Eu olho para onde ele está apontando e vejo o corpo mutilado de
Lenny flutuando de bruços a vários metros da costa. A correnteza rápida
está levando-a mais e mais longe a cada segundo que passa. — Poe! Não!
— Eu grito, saltando sobre uma fileira de pedras afiadas. Eu chapinho
através da água escura, e parecem eras antes de finalmente chegar até
ela. Estou com água pela cintura quando a viro e coloco meus antebraços
sob os seus ombros, arrastando-a para fora da água e para a margem
lamacenta. — Lenny! Lenny! — Eu grito, batendo em suas bochechas.
Não há resposta. Não há sinais de vida.
— Foda-se! — Eu checo seu pulso, mas não sinto nada. Mesmo que
esteja lá, o meu está batendo tão forte que não consigo sentir mais nada.
— Chame a porra de uma ambulância! — Eu grito, mas Preppy já
tem seu telefone no ouvido, dando a nossa localização para o operador
do outro lado.
Eu coloco minha mão atrás de seu pescoço, inclinando seu queixo
na minha direção. Abro sua boca e pressiono a minha sobre a dela,
tentando forçá-la a respirar, desejando poder respirar por ela. Depois de
várias tentativas, nada acontece. Eu coloco uma mão sobre a outra e uso
meus pulsos para bombear seu peito. Seu corpo estremece com o meu
movimento, me dando uma falsa esperança com cada bomba de que ela
está voltando à vida e não eu tentando bater a vida de volta para ela.
— Staying Alive13. Staying Alive — Preppy canta atrás de mim.

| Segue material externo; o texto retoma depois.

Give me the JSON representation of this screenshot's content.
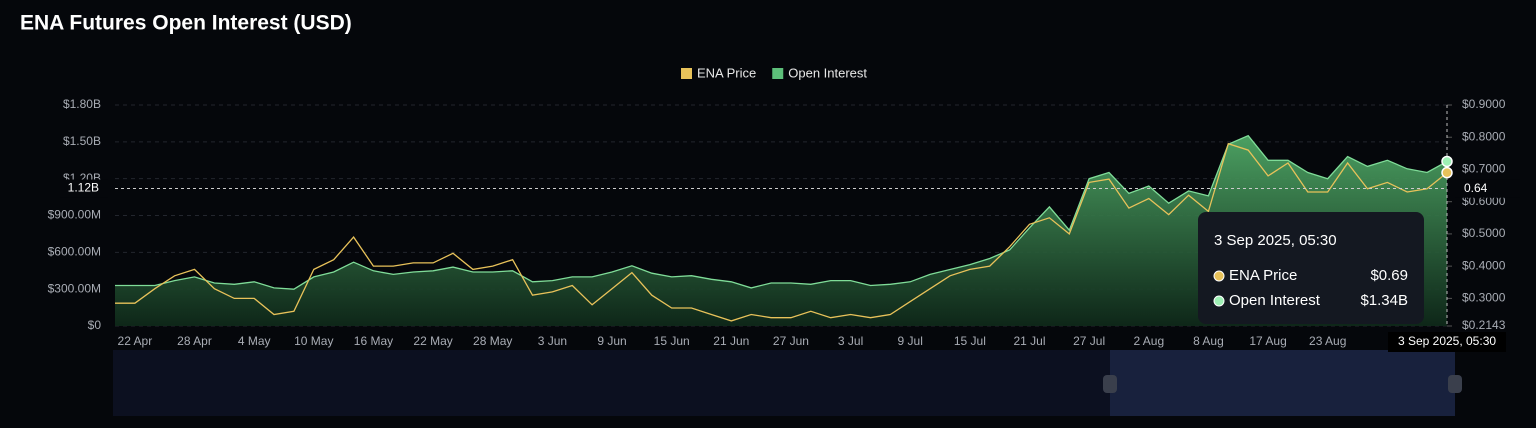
{
  "chart_data": {
    "type": "line",
    "title": "ENA Futures Open Interest (USD)",
    "categories": [
      null,
      "22 Apr",
      null,
      null,
      "28 Apr",
      null,
      null,
      "4 May",
      null,
      null,
      "10 May",
      null,
      null,
      "16 May",
      null,
      null,
      "22 May",
      null,
      null,
      "28 May",
      null,
      null,
      "3 Jun",
      null,
      null,
      "9 Jun",
      null,
      null,
      "15 Jun",
      null,
      null,
      "21 Jun",
      null,
      null,
      "27 Jun",
      null,
      null,
      "3 Jul",
      null,
      null,
      "9 Jul",
      null,
      null,
      "15 Jul",
      null,
      null,
      "21 Jul",
      null,
      null,
      "27 Jul",
      null,
      null,
      "2 Aug",
      null,
      null,
      "8 Aug",
      null,
      null,
      "17 Aug",
      null,
      null,
      "23 Aug",
      null,
      null,
      null,
      null,
      null,
      "3 Sep 2025, 05:30"
    ],
    "series": [
      {
        "name": "ENA Price",
        "color": "#e8c25a",
        "axis": "y2",
        "values": [
          0.285,
          0.285,
          0.33,
          0.37,
          0.39,
          0.33,
          0.3,
          0.3,
          0.25,
          0.26,
          0.39,
          0.42,
          0.49,
          0.4,
          0.4,
          0.41,
          0.41,
          0.44,
          0.39,
          0.4,
          0.42,
          0.31,
          0.32,
          0.34,
          0.28,
          0.33,
          0.38,
          0.31,
          0.27,
          0.27,
          0.25,
          0.23,
          0.25,
          0.24,
          0.24,
          0.26,
          0.24,
          0.25,
          0.24,
          0.25,
          0.29,
          0.33,
          0.37,
          0.39,
          0.4,
          0.46,
          0.53,
          0.55,
          0.5,
          0.66,
          0.67,
          0.58,
          0.61,
          0.56,
          0.62,
          0.57,
          0.78,
          0.76,
          0.68,
          0.72,
          0.63,
          0.63,
          0.72,
          0.64,
          0.66,
          0.63,
          0.64,
          0.69
        ]
      },
      {
        "name": "Open Interest",
        "color": "#5dbf7a",
        "values": [
          330000000,
          330000000,
          330000000,
          370000000,
          400000000,
          350000000,
          340000000,
          360000000,
          310000000,
          300000000,
          400000000,
          440000000,
          520000000,
          450000000,
          420000000,
          440000000,
          450000000,
          480000000,
          440000000,
          440000000,
          450000000,
          360000000,
          370000000,
          400000000,
          400000000,
          440000000,
          490000000,
          430000000,
          400000000,
          410000000,
          380000000,
          360000000,
          310000000,
          350000000,
          350000000,
          340000000,
          370000000,
          370000000,
          330000000,
          340000000,
          360000000,
          420000000,
          460000000,
          500000000,
          550000000,
          620000000,
          800000000,
          970000000,
          780000000,
          1200000000,
          1250000000,
          1080000000,
          1140000000,
          1000000000,
          1100000000,
          1060000000,
          1480000000,
          1550000000,
          1350000000,
          1350000000,
          1250000000,
          1200000000,
          1380000000,
          1300000000,
          1350000000,
          1280000000,
          1250000000,
          1340000000
        ]
      }
    ],
    "ylim": [
      0,
      1800000000
    ],
    "yticks": [
      {
        "value": 0,
        "label": "$0"
      },
      {
        "value": 300000000,
        "label": "$300.00M"
      },
      {
        "value": 600000000,
        "label": "$600.00M"
      },
      {
        "value": 900000000,
        "label": "$900.00M"
      },
      {
        "value": 1200000000,
        "label": "$1.20B"
      },
      {
        "value": 1500000000,
        "label": "$1.50B"
      },
      {
        "value": 1800000000,
        "label": "$1.80B"
      }
    ],
    "y2lim": [
      0.2143,
      0.9
    ],
    "y2ticks": [
      {
        "value": 0.2143,
        "label": "$0.2143"
      },
      {
        "value": 0.3,
        "label": "$0.3000"
      },
      {
        "value": 0.4,
        "label": "$0.4000"
      },
      {
        "value": 0.5,
        "label": "$0.5000"
      },
      {
        "value": 0.6,
        "label": "$0.6000"
      },
      {
        "value": 0.7,
        "label": "$0.7000"
      },
      {
        "value": 0.8,
        "label": "$0.8000"
      },
      {
        "value": 0.9,
        "label": "$0.9000"
      }
    ],
    "grid": true,
    "legend": "top",
    "crosshair": {
      "y": {
        "value": 1120000000,
        "label": "1.12B"
      },
      "y2": {
        "value": 0.64,
        "label": "0.64"
      }
    },
    "tooltip": {
      "value_labels": [
        "$0.69",
        "$1.34B"
      ]
    }
  }
}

Eu olho para ele enquanto continuo querendo que seu coração se
submeta.
— O quê? — Ele pergunta levantando os braços no ar. Ele revira os
olhos. — Staying Alive dos Bee-Gees. É a batida que você deveria fazer
CPR. Acredite ou não, estou realmente ajudando. Eu aprendi com uma
criança de dez anos no Youtube, e todo mundo sabe que as criaturas
mais inteligentes do mundo são Youtubers de dez anos de idade. Aliás, a
ambulância está a caminho.
Preppy muda de cantar para cantarolar quando paro de bombear
seu peito para respirar em sua boca novamente. Depois de mais algumas
tentativas, eu verifico o pulso dela novamente, pressionando dois dedos
contra o seu pescoço, mas não sinto nada a não ser uma perda
incapacitante.
Eu respiro em sua boca mais algumas vezes, em seguida, pressiono
meus dois dedos no pulso dela mais uma vez. Eu conto em voz alta,
pronto para retomar a CPR se não sentir nada no dez. —
Um. Dois. Três. Quatro. Cinco. Vamos Lenny. Seis. Não morra. Não se
atreva a morrer em minhas mãos! Sete. Por favor, eu te amo! Oito.